Beitrag von Fuchs18 »

Hallo zusammen,

ein paar Tage sind vergangen, viele Gespräche & Unmengen an Tränen später, bin ich etwas schlauer aber dennoch steht meine Welt Kopf.

Er/sie sieht sich als "Geschlechtswechsler", als Frau im Männerkörper. Er/Sie könnte sich vorstellen Hormone zu nehmen aber keine geschlechterangleichende OP vorzunehmen. Ich habe das in einem anderen Merkblatt unter einem anderen Begriff gelesen, aber das sind alles so viele Wörter, dass ich mir nicht alle merken kann (im Moment zumindest nicht).

Er/sie würde sich keinen neuen Namen geben. Es gibt wohl irgendwo einen Menschen der vorher ein männlicher und nun ein weiblicher Konrad sei. Quasi die Konrad. Das findet er gut. Er/sie ist begeistert von den positiven Beispielen, wo die Anerkennung des Geschlechterwechsels geklappt hat.

Er/sie würde es gern unseren Söhnen erzählen. Ich habe da aber interveniert. Wenn ich ihn/sie frage, wo er mit sich selbst hin möchte, was er sich von mir und ihm/ihr erwartet, kann er mir nicht antworten. Er/Sie hat keinen Plan. 2 Pubertieren zu sagen "ich bin zwar euer Vater, fühle mich aber mehr als Frau, ihr könnt mich aber nix dazu fragen, weil ich selbst noch keine Antworten habe" finde ich als unverantwortlich. Da muss ich als Mutter einfach das Wohl der Kinder voran stellen. Das hat er/sie dann eingesehen.

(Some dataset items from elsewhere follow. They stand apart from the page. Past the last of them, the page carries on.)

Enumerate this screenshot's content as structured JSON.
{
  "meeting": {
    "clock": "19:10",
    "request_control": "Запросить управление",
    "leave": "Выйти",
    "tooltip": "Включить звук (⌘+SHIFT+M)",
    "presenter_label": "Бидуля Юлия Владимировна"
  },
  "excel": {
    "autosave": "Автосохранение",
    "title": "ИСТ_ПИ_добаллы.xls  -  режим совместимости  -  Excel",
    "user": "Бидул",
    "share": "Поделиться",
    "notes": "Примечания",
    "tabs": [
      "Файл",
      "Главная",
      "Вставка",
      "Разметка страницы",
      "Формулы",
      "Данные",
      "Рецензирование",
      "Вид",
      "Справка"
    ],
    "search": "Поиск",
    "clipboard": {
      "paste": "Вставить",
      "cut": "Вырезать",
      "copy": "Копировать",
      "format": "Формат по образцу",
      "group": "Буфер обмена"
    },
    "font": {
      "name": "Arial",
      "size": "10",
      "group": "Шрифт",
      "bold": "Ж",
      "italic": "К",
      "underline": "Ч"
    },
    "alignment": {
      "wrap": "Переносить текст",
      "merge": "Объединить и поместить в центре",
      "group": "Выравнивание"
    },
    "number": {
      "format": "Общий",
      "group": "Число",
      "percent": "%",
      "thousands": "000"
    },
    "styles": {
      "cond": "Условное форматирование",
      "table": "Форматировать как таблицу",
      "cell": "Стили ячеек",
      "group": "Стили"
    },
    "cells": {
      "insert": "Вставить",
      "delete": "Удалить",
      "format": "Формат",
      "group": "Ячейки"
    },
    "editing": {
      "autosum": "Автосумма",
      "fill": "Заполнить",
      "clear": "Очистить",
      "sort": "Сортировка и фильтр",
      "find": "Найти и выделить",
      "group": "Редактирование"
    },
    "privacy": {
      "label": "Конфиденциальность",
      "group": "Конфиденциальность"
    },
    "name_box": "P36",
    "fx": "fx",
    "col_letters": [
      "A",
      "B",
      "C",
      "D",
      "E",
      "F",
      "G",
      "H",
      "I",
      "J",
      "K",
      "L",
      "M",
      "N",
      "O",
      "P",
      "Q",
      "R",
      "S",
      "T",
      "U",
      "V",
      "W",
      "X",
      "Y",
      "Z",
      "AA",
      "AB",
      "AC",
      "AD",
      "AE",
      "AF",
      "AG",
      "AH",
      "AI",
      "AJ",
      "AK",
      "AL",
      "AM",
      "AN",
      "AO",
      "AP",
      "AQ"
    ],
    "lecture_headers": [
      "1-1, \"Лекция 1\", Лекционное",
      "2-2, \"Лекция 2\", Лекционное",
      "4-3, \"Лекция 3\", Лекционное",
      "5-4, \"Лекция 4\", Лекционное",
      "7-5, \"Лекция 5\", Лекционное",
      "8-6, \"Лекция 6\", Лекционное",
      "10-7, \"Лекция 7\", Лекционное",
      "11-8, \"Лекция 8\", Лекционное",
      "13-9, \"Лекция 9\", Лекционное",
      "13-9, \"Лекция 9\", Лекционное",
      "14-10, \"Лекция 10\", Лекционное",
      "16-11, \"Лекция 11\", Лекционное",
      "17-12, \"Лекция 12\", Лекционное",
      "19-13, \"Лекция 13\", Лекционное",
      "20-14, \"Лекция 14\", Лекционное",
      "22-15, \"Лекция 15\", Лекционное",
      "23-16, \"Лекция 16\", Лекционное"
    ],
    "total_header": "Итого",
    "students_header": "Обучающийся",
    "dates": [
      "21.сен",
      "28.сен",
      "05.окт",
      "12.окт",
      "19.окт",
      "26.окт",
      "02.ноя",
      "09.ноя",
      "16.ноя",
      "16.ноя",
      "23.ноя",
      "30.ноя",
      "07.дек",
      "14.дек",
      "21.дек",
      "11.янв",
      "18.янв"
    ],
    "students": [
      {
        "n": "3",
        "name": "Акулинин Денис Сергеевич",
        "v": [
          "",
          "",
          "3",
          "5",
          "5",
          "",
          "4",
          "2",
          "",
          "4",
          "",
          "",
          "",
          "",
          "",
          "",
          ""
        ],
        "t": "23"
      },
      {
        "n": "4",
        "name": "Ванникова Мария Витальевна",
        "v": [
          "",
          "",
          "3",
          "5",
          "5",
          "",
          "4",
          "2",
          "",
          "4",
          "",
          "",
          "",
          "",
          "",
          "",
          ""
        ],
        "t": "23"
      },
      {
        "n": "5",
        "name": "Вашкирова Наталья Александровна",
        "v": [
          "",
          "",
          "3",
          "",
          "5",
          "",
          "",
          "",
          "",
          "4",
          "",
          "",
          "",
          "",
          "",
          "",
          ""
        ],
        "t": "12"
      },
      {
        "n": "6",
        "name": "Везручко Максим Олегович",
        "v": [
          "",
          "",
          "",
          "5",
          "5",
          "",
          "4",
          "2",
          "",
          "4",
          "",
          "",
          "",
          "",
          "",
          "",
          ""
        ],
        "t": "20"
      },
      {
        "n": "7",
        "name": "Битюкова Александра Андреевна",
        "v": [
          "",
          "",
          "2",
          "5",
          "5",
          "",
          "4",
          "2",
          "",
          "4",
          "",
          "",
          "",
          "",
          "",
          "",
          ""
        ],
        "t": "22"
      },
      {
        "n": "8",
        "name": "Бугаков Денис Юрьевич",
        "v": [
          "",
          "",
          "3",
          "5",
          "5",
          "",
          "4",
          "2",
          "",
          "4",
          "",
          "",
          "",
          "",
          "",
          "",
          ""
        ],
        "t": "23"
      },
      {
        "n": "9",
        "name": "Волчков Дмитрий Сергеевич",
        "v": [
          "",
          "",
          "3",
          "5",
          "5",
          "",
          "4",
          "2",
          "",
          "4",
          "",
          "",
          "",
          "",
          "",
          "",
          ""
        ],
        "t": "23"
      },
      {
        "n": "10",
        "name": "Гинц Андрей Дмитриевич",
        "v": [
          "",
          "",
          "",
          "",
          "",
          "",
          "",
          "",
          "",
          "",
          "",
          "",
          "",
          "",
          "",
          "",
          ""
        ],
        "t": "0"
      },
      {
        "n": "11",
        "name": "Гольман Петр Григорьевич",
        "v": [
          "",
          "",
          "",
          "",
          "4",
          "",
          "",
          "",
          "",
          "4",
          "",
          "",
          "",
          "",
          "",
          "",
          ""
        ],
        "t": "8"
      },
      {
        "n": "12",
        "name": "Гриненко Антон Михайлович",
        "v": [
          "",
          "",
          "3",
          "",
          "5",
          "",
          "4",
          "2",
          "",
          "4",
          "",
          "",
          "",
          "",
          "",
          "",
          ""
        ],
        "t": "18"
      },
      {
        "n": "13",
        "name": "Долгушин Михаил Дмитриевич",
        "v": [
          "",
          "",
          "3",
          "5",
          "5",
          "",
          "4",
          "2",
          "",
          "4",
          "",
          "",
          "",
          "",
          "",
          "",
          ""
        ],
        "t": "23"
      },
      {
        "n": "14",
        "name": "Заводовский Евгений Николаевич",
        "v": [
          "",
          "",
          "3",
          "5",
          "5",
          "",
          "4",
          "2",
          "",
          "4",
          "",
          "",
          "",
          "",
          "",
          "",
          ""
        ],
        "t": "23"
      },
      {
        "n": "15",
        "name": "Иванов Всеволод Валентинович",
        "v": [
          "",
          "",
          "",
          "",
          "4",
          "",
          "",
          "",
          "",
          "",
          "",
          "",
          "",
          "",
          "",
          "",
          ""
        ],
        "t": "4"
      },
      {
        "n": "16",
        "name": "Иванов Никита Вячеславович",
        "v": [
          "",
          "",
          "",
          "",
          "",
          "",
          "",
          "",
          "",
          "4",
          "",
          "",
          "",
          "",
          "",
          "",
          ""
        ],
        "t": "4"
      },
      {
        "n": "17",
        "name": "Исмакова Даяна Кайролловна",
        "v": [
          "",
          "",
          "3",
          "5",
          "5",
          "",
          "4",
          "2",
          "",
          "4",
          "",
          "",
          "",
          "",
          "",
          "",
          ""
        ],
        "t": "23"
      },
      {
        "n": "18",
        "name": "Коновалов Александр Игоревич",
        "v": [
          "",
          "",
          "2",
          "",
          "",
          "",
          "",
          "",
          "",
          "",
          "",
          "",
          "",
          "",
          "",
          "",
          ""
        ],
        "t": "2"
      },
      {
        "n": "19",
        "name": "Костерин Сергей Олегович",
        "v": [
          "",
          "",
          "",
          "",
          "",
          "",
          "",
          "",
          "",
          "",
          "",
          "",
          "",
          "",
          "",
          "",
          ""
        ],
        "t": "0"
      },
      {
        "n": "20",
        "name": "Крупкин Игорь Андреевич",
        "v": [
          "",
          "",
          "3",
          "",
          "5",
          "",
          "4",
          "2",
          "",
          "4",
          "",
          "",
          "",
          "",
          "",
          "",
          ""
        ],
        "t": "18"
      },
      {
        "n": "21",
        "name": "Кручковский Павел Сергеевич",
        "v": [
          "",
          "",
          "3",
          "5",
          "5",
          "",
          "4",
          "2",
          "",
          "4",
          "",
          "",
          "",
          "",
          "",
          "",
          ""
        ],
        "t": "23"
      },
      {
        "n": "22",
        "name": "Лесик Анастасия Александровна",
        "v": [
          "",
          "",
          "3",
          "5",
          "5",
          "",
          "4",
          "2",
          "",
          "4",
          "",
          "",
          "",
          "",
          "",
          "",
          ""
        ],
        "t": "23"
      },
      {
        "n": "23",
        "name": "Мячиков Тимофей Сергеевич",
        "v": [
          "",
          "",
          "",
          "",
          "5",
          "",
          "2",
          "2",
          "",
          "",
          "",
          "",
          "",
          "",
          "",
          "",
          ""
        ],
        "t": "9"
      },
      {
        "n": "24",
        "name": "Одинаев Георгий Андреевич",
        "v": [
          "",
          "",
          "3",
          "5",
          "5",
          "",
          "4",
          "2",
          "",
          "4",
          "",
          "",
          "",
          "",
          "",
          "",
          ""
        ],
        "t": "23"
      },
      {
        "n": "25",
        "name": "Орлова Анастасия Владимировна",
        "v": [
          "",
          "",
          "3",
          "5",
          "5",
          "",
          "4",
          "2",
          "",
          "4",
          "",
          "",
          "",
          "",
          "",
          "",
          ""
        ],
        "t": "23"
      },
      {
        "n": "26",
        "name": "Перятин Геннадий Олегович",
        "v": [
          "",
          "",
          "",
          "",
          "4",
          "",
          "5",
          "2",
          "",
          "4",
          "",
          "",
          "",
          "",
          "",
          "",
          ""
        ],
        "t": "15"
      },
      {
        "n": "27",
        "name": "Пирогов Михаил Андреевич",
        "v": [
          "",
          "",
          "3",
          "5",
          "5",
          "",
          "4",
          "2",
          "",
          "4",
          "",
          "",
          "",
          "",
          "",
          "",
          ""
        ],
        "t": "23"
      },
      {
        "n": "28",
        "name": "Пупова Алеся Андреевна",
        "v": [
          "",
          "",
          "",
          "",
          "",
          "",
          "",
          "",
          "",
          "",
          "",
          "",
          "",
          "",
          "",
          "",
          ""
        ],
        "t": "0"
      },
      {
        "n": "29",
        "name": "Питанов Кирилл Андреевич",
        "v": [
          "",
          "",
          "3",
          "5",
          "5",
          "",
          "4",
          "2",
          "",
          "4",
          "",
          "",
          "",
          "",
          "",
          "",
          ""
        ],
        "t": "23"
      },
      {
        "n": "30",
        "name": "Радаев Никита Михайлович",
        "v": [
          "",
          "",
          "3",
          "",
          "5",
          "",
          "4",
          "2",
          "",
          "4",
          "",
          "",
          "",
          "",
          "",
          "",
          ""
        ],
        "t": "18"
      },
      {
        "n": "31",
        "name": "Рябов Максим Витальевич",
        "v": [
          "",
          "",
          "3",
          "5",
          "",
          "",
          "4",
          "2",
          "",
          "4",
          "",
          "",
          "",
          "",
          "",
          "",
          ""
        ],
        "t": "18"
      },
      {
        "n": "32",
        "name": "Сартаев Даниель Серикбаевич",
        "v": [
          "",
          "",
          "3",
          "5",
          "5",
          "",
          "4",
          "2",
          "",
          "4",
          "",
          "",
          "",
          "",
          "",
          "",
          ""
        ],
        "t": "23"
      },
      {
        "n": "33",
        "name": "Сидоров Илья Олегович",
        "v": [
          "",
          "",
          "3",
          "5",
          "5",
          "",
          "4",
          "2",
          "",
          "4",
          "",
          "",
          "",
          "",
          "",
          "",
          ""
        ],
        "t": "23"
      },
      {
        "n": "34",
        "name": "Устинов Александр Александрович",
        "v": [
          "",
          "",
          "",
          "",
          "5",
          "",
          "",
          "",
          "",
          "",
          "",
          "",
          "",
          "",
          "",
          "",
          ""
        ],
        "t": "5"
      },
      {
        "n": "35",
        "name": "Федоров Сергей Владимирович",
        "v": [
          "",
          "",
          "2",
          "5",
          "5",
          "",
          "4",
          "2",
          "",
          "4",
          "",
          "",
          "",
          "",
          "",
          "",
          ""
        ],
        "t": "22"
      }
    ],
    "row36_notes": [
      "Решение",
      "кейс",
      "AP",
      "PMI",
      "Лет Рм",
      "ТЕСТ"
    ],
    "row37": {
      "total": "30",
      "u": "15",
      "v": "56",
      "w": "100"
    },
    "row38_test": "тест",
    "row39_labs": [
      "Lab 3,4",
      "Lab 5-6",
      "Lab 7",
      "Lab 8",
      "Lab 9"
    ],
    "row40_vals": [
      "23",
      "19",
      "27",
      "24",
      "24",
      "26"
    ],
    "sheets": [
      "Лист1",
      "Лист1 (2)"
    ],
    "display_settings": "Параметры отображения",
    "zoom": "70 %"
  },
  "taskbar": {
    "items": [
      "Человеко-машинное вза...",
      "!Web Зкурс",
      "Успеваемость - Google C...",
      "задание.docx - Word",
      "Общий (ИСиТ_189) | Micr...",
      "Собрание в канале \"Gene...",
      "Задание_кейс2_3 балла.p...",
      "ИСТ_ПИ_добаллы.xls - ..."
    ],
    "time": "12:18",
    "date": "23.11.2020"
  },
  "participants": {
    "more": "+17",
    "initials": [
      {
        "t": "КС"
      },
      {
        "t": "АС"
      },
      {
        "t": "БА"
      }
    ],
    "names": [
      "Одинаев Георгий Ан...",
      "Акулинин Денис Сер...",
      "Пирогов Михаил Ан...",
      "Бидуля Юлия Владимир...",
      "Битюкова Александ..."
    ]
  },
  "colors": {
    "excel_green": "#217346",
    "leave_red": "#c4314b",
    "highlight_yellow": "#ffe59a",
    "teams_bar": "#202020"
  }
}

Ich habe eine Internetseite gefunden für Transmenschen in Thüringen und eine Beratungsstelle in der nöchstgrößeren Stadt, knapp 1.5 Std Fahrzeit von uns. Ich hoffe, ich erhoffe mir nicht zu viel. Aber er/sie wünscht sich jemanden zum Reden um sich klarer zu werden. Aber niemanden, der ihn/sie zu einer Geschlechterangleichung überredet. Das kann er(sie sich wie gesagt nicht vorstellen.

Was mein größtest Problem war, war auch, mit niemanden drüber sprechen zu können. Die PNs mit Stine haben mir unglaublich geholfen. Aber mit fehlte ein "realer" Mensch, mit dem ich das bei einem Glas Wein oder so einfach mal komplett "auskotzen" kann. Wir haben uns nun darauf geeinigt, dass ich es einer meiner besten Freundinnen erzählen kann. Seine und ihre Berühungspunkte sind minimal und ich vertraue ihr maximal. Er schlug mir vor es ihr zu erzöhlen. Das war auch wieder gut und schlecht in einem. Ich bin begeistert, es teilen zu können. Aber diese Erlaubnis es familienfremden Personen sagen zu können, macht es noch realer.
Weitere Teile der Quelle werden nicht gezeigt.